173. Laat ons dat incroijable leven, Een schets van ’s menschen dwaasheid, geven

Uitgever

Glénisson & Van Genechten
Glénisson en Zoon

Beschrijving

Prent 1: zonder adres
Sjabloonkleuring geel, roodbruin en blauw
Periode 1840 - 1856
Prent 2: zonder adres
Sjabloonkleuring geel, oranjerood en groen
Periode 1856 - 1900
Prent 3: zonder adres
Sjabloonkleuring geel, paarsrood en groen
Periode 1856 - 1900

Titel

173. Laat ons dat incroijable leven, Een schets van ’s menschen dwaasheid, geven

Onderwerp

8 houtblokken met kader, niet gesigneerd, 4 rijen van 2 blokken, 75 x 123 mm., Nederlandstalige onderschriften.

Bovenaan de titel:

Laat ons dat incroijable leven,
Een schets van ‘s menschen dwaasheid, geven.

Deze satirische prent, opmerkelijk door zijn uitvoering en de getrouwheid van de kostuums, werd aan het einde van de achttiende eeuw gegraveerd, ongetwijfeld naar de Franse prenten van Carle Vernet en anderen. Een kopie in spiegelbeeld van de voorlaatste houtsnede, Les Payables, is te vinden in Ed. Fuchs, Die Frau in der Karikatur (München, 1907), tussen pp. 408 en 409; nog een van de laatste houtsneden in P. Lacroix, Directory, Consulate and Empire (Parijs, 1884), p. 129, afb. 131. Dit zijn de onderwerpen van deze verschillende afbeeldingen :

De jager verwart een haas met een incroijable. De incroijable muzikant laat zijn poppen dansen. Een incroijabel paar en de schoenpoetser. De incroijable dingen in een rijtuig. De incroijable te paard. Het onderbroken duel van de incroijablen. De incroijable op het platteland (Les Payables). Incroijable spel in het gokhol.

Relatie

Glénisson & Van Genechten nam deze houtblokken over van Thompson uit Rotterdam. Deze prent is een herdruk van Thompson nr. 87.

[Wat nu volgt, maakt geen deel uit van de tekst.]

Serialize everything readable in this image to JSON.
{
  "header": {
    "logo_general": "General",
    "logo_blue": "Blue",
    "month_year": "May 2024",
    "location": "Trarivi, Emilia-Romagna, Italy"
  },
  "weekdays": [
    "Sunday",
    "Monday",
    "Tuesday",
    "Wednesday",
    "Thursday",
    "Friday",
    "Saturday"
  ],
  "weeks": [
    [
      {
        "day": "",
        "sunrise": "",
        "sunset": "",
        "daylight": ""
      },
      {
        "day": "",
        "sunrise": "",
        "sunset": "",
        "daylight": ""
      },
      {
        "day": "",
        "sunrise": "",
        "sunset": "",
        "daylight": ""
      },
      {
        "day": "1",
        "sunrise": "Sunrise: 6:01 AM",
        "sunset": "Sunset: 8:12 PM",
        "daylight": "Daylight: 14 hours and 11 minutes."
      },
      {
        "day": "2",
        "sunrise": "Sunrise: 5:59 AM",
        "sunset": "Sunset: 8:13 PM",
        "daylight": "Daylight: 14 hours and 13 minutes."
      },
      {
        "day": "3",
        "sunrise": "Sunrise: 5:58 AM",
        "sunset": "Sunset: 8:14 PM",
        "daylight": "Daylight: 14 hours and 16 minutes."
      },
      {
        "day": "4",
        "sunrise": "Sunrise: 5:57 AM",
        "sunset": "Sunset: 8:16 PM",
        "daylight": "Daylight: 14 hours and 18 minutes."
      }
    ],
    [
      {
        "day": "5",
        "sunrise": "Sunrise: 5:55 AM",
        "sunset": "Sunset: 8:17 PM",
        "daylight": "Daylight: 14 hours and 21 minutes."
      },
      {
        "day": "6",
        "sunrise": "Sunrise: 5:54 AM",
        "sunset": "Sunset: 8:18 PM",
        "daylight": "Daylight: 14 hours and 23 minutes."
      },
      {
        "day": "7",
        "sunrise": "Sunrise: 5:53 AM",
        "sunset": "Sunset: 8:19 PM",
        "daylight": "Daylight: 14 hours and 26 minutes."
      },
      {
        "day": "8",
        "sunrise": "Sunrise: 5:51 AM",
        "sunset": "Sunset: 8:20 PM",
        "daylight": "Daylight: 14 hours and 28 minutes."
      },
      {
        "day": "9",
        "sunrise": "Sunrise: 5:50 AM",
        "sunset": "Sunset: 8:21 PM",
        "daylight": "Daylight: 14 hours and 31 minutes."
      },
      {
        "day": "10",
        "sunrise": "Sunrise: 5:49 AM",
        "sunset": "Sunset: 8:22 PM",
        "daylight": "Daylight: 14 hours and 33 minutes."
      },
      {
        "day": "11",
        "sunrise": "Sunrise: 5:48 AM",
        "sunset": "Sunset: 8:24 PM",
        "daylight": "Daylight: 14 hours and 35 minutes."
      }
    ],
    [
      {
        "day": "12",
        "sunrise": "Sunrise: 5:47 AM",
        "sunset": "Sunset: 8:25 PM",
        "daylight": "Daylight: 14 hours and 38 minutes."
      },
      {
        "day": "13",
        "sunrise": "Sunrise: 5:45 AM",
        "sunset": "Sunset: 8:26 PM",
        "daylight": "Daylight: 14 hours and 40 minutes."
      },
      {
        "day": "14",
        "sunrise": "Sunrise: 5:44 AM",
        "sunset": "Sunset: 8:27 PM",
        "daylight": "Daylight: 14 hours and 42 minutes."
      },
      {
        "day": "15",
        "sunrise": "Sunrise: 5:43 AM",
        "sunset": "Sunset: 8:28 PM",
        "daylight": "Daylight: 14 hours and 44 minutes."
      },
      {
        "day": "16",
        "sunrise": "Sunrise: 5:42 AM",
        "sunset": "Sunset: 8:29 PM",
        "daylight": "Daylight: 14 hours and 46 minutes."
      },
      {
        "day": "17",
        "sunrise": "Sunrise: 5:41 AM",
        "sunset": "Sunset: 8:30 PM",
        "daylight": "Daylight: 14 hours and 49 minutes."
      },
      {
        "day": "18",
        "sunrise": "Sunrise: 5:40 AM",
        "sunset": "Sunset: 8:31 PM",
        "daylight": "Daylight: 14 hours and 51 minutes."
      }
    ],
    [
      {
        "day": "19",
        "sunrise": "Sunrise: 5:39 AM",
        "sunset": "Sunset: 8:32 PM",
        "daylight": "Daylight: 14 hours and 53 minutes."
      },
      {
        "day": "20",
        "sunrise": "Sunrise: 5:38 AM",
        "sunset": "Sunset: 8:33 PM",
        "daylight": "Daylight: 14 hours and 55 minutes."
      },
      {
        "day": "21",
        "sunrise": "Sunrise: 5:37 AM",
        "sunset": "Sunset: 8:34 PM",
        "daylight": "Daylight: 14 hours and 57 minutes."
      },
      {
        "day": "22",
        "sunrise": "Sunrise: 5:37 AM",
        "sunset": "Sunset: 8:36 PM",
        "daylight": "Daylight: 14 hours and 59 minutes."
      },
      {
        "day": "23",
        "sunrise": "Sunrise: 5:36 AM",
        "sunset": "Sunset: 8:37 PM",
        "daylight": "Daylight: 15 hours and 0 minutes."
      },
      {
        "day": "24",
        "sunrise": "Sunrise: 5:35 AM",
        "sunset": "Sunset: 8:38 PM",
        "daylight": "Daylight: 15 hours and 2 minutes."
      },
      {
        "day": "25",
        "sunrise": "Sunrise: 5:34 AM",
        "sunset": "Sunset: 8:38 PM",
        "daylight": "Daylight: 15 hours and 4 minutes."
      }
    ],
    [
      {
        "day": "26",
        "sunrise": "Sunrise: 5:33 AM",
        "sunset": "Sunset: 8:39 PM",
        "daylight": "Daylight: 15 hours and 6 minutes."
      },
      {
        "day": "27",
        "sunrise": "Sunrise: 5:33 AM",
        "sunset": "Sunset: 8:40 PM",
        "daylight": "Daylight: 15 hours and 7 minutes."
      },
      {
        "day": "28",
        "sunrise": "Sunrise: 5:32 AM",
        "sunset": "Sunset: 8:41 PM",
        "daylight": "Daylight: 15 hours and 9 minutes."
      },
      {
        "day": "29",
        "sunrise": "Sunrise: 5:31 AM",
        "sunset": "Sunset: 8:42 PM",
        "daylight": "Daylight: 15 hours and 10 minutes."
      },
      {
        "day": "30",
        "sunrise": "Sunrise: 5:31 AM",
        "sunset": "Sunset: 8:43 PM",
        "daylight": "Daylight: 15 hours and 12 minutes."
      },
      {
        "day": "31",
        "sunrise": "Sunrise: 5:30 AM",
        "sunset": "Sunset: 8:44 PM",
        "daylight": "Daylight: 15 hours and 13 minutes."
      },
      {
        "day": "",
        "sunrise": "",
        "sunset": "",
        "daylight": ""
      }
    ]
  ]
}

De houtsneden zijn gegraveerd door Lieshout, die de zesde afbeelding heeft gesigneerd; in de Glenisson-editie is deze naam geschrapt. De Belgische uitgevers hebben de Nederlandse titel behouden, maar helaas hebben ze de Nederlandse kwatrijnen vervangen door coupletten die totaal niet het belang hebben van de originele onderschriften, die nogal curieus zijn. We citeren de tekst van het eerste houtblok, waar een jager gekleed in een ongelooflijke hoed een haas begroet die hem tegemoet komt, lopend op zijn achterpoten, hoed in de hand. De honden van de jager willen zich op het beest werpen dat dapper nadert, gehuld in een jas met wijde rokken:

Thompson:
En zie dees Incroijable jager,
Hy maakt de Haas zyn Kompliment,
En groet hem als zyn eigen zwager,
Die moedig aanstapt als een Incroijable vent. 

Glénisson:
Deez’ jager maakt den haas een innig compliment,
Die zwierig aanstapt als een incroijable vent.                      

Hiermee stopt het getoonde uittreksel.